Hi. Like usual the Windsor humane society (Ontario, Canada) is full of bunnies. They got some really cute ones. Four are tiny babies, look like rex or rex mix, and they are just adorable. These babies were born in a foster home so they are used to people and are friendly. There are several lop ear bunnies, most are small and all very cute. There are also some lionheads and mixes of all size, again all very cute. 
All bunnies are spayed/neutered and only $30 adoption fee. 

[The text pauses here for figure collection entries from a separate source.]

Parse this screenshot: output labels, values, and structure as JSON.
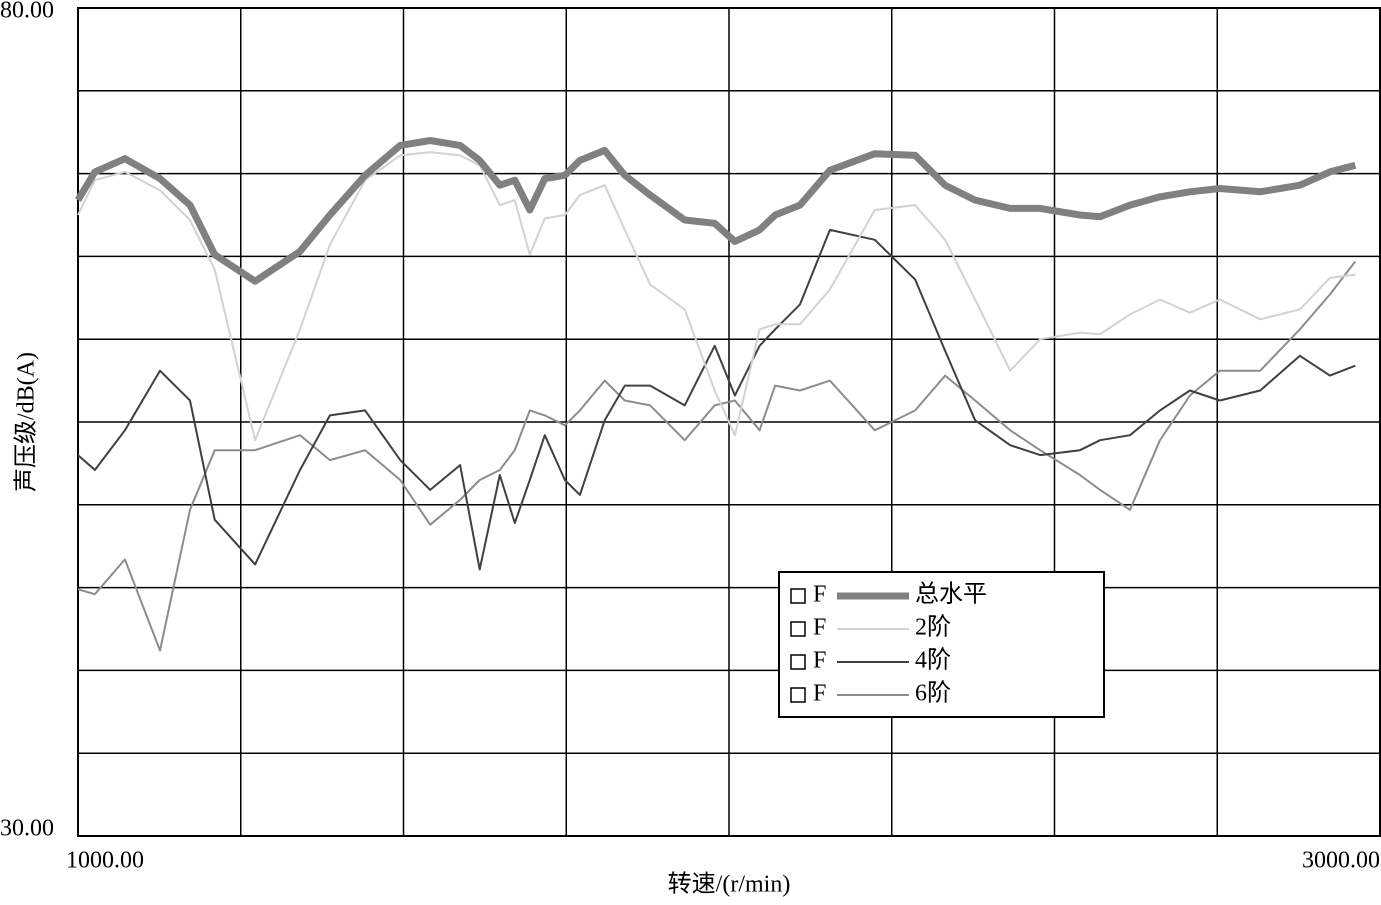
{
  "chart_data": {
    "type": "line",
    "xlabel": "转速/(r/min)",
    "ylabel": "声压级/dB(A)",
    "xlim": [
      1000,
      3000
    ],
    "ylim": [
      30,
      80
    ],
    "xticks": [
      {
        "value": 1000,
        "label": "1000.00"
      },
      {
        "value": 3000,
        "label": "3000.00"
      }
    ],
    "yticks": [
      {
        "value": 30,
        "label": "30.00"
      },
      {
        "value": 80,
        "label": "80.00"
      }
    ],
    "xgrid": [
      1250,
      1500,
      1750,
      2000,
      2250,
      2500,
      2750
    ],
    "ygrid": [
      35,
      40,
      45,
      50,
      55,
      60,
      65,
      70,
      75
    ],
    "legend_prefix": "F",
    "x": [
      1000,
      1026,
      1072,
      1126,
      1172,
      1210,
      1272,
      1341,
      1387,
      1441,
      1495,
      1541,
      1587,
      1617,
      1648,
      1671,
      1694,
      1717,
      1748,
      1771,
      1809,
      1840,
      1879,
      1932,
      1978,
      2009,
      2047,
      2071,
      2109,
      2155,
      2224,
      2286,
      2332,
      2378,
      2432,
      2478,
      2539,
      2570,
      2616,
      2662,
      2708,
      2754,
      2816,
      2877,
      2923,
      2962
    ],
    "series": [
      {
        "name": "总水平",
        "color": "#808080",
        "width": 7,
        "values": [
          68.4,
          70.1,
          70.9,
          69.7,
          68.1,
          65.1,
          63.5,
          65.3,
          67.5,
          69.9,
          71.7,
          72.0,
          71.7,
          70.8,
          69.3,
          69.6,
          67.8,
          69.7,
          69.9,
          70.8,
          71.4,
          69.9,
          68.7,
          67.2,
          67.0,
          65.9,
          66.6,
          67.5,
          68.1,
          70.2,
          71.2,
          71.1,
          69.3,
          68.4,
          67.9,
          67.9,
          67.5,
          67.4,
          68.1,
          68.6,
          68.9,
          69.1,
          68.9,
          69.3,
          70.1,
          70.5
        ]
      },
      {
        "name": "2阶",
        "color": "#d2d2d2",
        "width": 2,
        "values": [
          67.5,
          69.6,
          70.1,
          69.0,
          67.2,
          64.2,
          53.9,
          60.6,
          65.7,
          69.6,
          71.1,
          71.3,
          71.1,
          70.5,
          68.1,
          68.4,
          65.1,
          67.3,
          67.5,
          68.7,
          69.3,
          66.6,
          63.3,
          61.8,
          56.9,
          54.2,
          60.6,
          60.9,
          60.9,
          63.0,
          67.8,
          68.1,
          66.0,
          62.4,
          58.1,
          60.0,
          60.4,
          60.3,
          61.5,
          62.4,
          61.6,
          62.4,
          61.2,
          61.8,
          63.7,
          63.9
        ]
      },
      {
        "name": "4阶",
        "color": "#404040",
        "width": 2,
        "values": [
          53.0,
          52.1,
          54.5,
          58.1,
          56.3,
          49.1,
          46.4,
          52.1,
          55.4,
          55.7,
          52.7,
          50.9,
          52.4,
          46.1,
          51.8,
          48.9,
          51.5,
          54.2,
          51.5,
          50.6,
          55.1,
          57.2,
          57.2,
          56.0,
          59.6,
          56.6,
          59.6,
          60.6,
          62.1,
          66.6,
          66.0,
          63.6,
          59.3,
          55.1,
          53.6,
          53.0,
          53.3,
          53.9,
          54.2,
          55.7,
          56.9,
          56.3,
          56.9,
          59.0,
          57.8,
          58.4
        ]
      },
      {
        "name": "6阶",
        "color": "#8c8c8c",
        "width": 2,
        "values": [
          44.9,
          44.6,
          46.7,
          41.2,
          49.7,
          53.3,
          53.3,
          54.2,
          52.7,
          53.3,
          51.5,
          48.8,
          50.3,
          51.5,
          52.1,
          53.3,
          55.7,
          55.4,
          54.8,
          55.7,
          57.5,
          56.3,
          56.0,
          53.9,
          56.0,
          56.3,
          54.5,
          57.2,
          56.9,
          57.5,
          54.5,
          55.7,
          57.8,
          56.3,
          54.5,
          53.3,
          51.8,
          50.9,
          49.7,
          53.9,
          56.6,
          58.1,
          58.1,
          60.6,
          62.7,
          64.7
        ]
      }
    ]
  }
}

Here is the web site, however they do not have all the bunnies posted: 

http://windsorhumane.org/


----------



## Yield (Jan 7, 2011)

[align=center]Wow! That's a lot of rabbits!
Too bad I don't live in Canada, and too bad I am not allowed to have any more bunnies D;


----------



## Mika77 (Jan 16, 2011)

There is one bunny at the shelter that I wanted to mention in particular. His picture is on the website, his name is Simba, he is a lionhead mix, probably with a flemish because he is a very big boy. Simba is a super great bunny, he is so friendly and outgoing, more like a dog then a rabbit. When we stopped by at the shelter they had him running around for some exercise and he was going up to people, jumping up on the bench and just running around and playing like he owned the place. I was so tempted to get him (he definitely was friendlier with me then my rabbits are) but I already have three bunnies and my male does not get along with any other males. So unfortunately had to leave him there but just can't get him out of my mind. Not sure if he likes other bunnies but definitely likes to be around people. If you live anywhere in southern Ontario it's totally worth the drive for this friendly bun


----------



## Nancy McClelland (Jan 16, 2011)

ray: Wish we we're closer.


----------



## itsazoo (Jan 16, 2011)

simba caught my eye right away, I wish I didnt live on the wrong side of the country! our shelter has "lots" of rabbits at 5, I was shocked to see so many!


----------